O: To wynika przede wszystkim z nieznajomości. Zaczęło się od rzeczy, które miały wielki wkład w tę kulturę, które były mocne i chamskie. Pewnie łatwiej było się takim rzeczom przebić. Umiejętności były jakie były, bity też, ale poziom fajności był duży. To pewnie dlatego, że teksty były o czymś ciężkim, chamskim. Rap zmieniał się niewiarygodnie, powstały rzeczy bardzo elokwentne i mimo że ich nie słucham, wiem, że powstają. Przeciętny znawca muzyki w Polsce o tym nie wie. I dla niego rap to nie jest to, co było kiedyś. O pluciu, ruchaniu, ewentualnie o zabijaniu.

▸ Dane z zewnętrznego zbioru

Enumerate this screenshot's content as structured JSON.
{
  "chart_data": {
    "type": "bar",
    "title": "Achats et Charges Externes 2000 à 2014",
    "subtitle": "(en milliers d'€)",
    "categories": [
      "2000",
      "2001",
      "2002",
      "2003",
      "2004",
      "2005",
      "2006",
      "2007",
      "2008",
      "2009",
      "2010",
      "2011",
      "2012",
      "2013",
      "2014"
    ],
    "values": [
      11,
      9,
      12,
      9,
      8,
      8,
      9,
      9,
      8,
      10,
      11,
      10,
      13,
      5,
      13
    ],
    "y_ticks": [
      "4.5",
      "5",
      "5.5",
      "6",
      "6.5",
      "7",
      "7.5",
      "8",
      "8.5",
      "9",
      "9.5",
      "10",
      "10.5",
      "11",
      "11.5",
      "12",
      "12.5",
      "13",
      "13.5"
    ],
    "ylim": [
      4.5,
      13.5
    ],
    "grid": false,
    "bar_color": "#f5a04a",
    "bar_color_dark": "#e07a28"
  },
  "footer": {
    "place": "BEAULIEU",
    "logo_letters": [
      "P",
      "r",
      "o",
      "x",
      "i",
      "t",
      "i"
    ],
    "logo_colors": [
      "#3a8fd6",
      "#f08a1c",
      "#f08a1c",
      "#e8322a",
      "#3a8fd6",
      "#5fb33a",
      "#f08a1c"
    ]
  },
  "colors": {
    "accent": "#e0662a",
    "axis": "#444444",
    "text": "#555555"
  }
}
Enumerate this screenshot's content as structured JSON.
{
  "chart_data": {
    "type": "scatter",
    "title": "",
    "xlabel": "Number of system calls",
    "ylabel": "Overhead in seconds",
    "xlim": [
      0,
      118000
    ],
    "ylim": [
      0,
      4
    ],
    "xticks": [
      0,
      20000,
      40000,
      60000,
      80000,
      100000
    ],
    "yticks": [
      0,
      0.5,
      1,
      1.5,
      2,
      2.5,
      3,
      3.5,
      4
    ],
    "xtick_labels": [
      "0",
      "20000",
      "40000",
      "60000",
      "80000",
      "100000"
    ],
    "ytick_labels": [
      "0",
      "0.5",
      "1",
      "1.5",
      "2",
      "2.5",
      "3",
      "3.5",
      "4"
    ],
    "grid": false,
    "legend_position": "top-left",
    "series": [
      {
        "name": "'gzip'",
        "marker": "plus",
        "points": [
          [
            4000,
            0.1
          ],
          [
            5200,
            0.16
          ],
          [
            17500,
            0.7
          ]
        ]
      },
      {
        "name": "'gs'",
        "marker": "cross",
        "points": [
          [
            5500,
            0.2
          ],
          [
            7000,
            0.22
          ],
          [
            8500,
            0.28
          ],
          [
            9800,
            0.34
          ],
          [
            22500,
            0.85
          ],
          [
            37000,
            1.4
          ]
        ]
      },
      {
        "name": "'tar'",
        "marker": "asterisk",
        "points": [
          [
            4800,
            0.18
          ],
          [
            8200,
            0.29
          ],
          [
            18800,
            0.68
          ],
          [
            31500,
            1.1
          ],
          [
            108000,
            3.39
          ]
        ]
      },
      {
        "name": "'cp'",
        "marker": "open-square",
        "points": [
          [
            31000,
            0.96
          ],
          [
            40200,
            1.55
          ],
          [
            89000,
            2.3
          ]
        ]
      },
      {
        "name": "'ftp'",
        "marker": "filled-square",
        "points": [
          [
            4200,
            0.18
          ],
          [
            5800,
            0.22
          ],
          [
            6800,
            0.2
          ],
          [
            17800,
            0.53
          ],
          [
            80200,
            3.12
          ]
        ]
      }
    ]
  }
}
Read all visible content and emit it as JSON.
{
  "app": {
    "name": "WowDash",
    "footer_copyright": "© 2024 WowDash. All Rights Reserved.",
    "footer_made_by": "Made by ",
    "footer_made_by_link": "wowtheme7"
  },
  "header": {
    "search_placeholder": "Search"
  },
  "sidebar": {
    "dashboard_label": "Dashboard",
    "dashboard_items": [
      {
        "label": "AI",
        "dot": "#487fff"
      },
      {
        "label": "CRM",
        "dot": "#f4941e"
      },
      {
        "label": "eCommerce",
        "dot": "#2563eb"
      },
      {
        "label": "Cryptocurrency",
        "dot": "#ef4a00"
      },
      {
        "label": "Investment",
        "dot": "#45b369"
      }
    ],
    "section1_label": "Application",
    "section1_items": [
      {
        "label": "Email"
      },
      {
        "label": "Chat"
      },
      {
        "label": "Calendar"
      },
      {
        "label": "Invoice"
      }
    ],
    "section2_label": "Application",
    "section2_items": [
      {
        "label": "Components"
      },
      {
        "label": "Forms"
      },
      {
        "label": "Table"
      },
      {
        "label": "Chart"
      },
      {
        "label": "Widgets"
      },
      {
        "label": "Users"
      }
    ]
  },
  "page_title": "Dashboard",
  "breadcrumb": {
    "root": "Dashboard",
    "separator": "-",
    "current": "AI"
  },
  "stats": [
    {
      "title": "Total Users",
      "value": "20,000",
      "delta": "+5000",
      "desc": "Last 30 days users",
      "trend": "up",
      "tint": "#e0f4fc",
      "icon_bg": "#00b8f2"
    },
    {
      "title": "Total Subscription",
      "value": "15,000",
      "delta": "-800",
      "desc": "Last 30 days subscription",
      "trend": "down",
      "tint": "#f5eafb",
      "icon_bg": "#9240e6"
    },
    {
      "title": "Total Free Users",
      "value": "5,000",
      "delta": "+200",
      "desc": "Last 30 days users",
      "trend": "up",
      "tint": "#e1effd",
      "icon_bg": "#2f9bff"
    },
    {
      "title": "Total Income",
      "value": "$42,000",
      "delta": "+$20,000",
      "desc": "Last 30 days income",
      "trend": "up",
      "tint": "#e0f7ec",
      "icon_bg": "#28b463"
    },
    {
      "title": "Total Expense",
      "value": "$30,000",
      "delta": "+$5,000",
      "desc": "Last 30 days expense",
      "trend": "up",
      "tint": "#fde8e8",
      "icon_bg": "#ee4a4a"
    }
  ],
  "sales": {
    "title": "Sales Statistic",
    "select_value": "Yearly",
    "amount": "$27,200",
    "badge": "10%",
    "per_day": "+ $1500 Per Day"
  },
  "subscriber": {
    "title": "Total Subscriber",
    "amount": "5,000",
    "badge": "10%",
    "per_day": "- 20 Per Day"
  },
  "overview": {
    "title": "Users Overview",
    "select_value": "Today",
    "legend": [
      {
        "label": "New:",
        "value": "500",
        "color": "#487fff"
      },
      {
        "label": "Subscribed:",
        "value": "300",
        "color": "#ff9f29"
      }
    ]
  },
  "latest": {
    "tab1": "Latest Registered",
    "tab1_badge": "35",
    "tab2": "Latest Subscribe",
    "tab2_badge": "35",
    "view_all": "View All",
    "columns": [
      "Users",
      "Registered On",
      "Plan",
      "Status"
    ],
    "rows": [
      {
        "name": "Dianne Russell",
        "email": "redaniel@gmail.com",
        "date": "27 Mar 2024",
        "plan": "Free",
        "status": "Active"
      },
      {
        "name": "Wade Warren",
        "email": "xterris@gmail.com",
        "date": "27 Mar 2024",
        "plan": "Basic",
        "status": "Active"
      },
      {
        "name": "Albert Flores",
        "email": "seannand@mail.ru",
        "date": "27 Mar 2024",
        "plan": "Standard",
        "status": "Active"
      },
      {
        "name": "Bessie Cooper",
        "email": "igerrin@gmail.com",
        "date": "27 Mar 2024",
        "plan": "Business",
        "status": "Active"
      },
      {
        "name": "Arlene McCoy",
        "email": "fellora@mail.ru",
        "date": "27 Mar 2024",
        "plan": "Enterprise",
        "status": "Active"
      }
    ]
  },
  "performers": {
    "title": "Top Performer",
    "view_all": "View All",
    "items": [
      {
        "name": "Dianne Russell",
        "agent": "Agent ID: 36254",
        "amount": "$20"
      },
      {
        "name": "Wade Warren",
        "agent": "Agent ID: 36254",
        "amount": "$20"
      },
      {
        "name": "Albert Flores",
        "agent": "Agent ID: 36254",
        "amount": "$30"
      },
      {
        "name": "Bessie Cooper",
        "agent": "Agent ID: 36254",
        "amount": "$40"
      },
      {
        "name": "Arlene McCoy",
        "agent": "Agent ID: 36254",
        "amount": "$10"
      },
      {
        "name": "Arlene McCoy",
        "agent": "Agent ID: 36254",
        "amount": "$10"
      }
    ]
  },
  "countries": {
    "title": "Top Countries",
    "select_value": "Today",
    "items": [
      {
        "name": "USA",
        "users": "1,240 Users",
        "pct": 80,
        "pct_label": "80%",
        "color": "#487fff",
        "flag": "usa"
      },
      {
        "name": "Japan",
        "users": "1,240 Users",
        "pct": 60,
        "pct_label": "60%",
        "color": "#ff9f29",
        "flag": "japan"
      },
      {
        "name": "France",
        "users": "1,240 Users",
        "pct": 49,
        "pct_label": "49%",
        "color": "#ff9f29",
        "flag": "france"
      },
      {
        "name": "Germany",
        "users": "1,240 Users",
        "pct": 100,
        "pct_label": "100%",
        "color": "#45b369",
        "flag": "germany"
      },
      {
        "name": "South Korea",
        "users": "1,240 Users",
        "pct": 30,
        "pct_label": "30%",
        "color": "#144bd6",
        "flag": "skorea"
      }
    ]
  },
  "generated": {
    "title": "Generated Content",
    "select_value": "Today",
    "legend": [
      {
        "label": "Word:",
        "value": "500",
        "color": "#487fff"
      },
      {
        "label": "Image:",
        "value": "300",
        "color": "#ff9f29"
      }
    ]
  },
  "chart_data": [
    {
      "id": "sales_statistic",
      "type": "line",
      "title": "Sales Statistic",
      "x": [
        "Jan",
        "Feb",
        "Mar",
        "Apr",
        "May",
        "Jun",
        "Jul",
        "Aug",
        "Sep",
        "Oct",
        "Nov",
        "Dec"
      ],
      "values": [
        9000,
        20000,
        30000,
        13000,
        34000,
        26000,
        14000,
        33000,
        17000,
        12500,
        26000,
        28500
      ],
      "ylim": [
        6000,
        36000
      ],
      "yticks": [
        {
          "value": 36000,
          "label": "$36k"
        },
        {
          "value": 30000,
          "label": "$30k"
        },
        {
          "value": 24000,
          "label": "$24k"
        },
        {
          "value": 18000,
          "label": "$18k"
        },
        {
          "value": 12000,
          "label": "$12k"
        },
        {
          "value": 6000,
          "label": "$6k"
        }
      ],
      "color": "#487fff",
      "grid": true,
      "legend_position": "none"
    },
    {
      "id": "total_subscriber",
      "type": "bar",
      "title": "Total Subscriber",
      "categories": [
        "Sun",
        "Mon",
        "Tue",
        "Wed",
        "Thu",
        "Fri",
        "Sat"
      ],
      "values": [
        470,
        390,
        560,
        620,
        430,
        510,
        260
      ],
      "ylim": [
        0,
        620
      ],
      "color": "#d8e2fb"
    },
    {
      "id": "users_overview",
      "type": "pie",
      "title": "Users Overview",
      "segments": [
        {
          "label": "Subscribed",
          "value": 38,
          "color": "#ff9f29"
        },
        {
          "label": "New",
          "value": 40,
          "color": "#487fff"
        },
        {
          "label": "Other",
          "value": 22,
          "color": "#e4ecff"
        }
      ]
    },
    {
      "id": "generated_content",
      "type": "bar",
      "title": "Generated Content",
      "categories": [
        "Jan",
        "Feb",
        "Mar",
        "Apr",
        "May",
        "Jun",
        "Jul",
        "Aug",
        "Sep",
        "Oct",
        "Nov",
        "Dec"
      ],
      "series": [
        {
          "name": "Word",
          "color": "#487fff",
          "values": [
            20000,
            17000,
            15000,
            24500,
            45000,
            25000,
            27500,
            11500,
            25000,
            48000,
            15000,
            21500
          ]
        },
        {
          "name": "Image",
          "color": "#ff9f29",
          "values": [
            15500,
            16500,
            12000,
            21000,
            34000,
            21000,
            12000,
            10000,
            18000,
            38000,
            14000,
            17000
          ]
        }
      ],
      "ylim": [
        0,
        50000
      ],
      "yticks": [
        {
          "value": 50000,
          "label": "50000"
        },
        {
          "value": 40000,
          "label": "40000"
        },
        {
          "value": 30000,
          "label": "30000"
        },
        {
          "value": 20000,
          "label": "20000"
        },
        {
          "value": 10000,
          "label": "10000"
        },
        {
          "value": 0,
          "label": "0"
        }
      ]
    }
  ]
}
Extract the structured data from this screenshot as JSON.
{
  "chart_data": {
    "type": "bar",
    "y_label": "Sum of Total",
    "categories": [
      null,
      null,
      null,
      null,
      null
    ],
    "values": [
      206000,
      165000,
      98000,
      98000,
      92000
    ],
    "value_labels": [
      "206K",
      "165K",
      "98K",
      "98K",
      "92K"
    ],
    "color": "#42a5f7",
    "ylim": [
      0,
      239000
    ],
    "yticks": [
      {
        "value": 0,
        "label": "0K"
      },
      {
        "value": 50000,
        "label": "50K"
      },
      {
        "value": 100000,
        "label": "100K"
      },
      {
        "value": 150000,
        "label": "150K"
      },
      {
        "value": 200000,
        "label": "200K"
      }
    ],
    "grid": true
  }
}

S: Czyli tak jak teksty Oskara.(śmiech)
O: O pluciu to w moich tekstach nic nie ma. Na pierwszy rzut oka moje wersy wydają się prostackie. Trzeba zrozumieć o czym są, zrozumieć całość, a nie przykładać się do poszczególnych wersów. Wersy mogą być o pluciu, ale kawałki nie.
S: Pewnie jakby były, to byśmy z tobą nie gadali, bo by cię to nie interesowało.
O: Ja nie mam nic do osób, które chcą sobie słuchać poszczególnych wersów z naszej płyty i myśleć, że to jest faktycznie o pluciu. Ale generalnie robię to dla innego grona. Dla takiego, które to skuma.